Because they’ve never felt what it’s like to fly.
If you’re standing at the edge of a leap, I want to say this to you: It’s time to trust your instincts. It’s time to try defying gravity.
You don’t need anyone’s permission to fly. You don’t need anyone to understand. You just need to trust that quiet voice inside you—the one that knows what you need, even if it terrifies you.
When Elphaba sings, “So if you care to find me, look to the western sky / As someone told me lately, ‘Everyone deserves the chance to fly,’” I feel it in my bones. Everyone deserves the chance to fly. You deserve the chance to fly.
Flying isn’t about escaping—it’s about rising. It’s about stepping into your power, even when the people around you don’t understand.

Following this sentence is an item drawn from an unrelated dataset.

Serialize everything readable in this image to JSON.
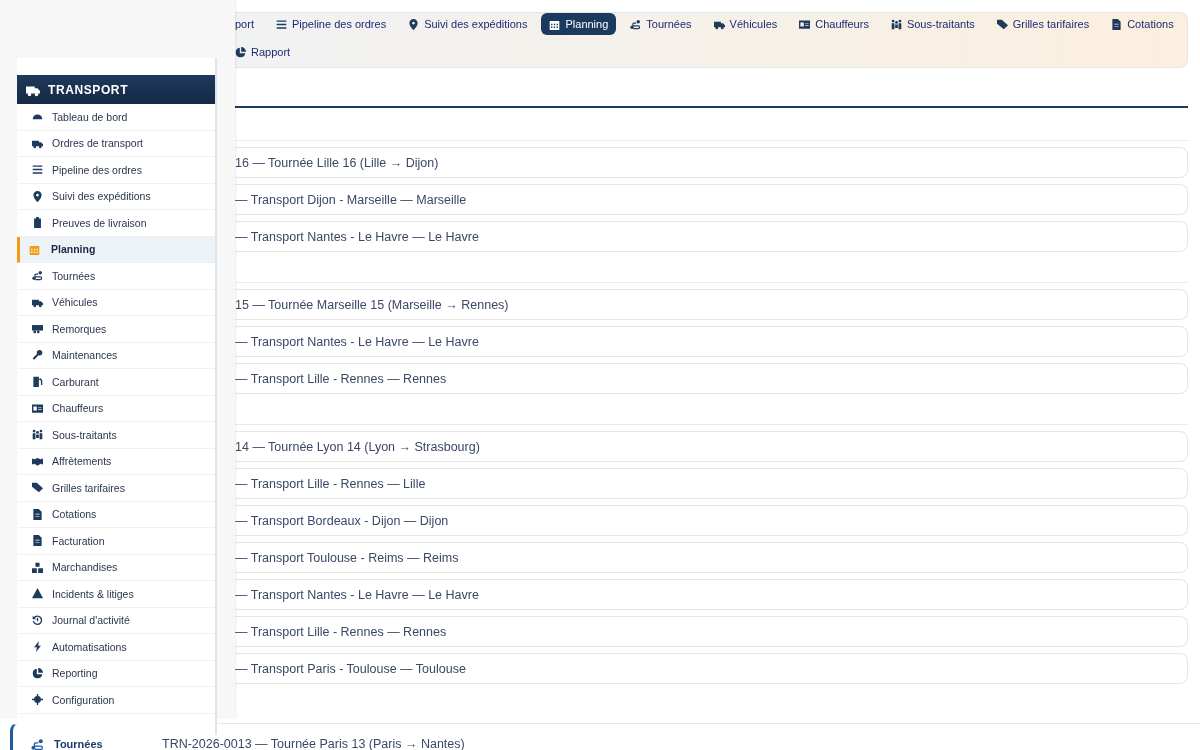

Yes, it might mean going against the grain. It might mean losing things you thought you’d never have to lose. And it might mean flying solo for a while. One day, you’ll look back and realize how brave you were to defy the gravity that held you down. And those who tried to stop you? They were never meant to understand.
Because they’ve never felt what it’s like to fly.
So now it’s your turn. Leap. Trust. Defy gravity.
And if you need a safe space to talk about it, I’m right here.
xoxo,
And look at you now, my radiant creature, defying not only gravity but so many other forces and conditionings that used to hold you down. Love you so much. Thank you for sharing your heart. 💫
I love this and needed to hear it (or read it), thanks!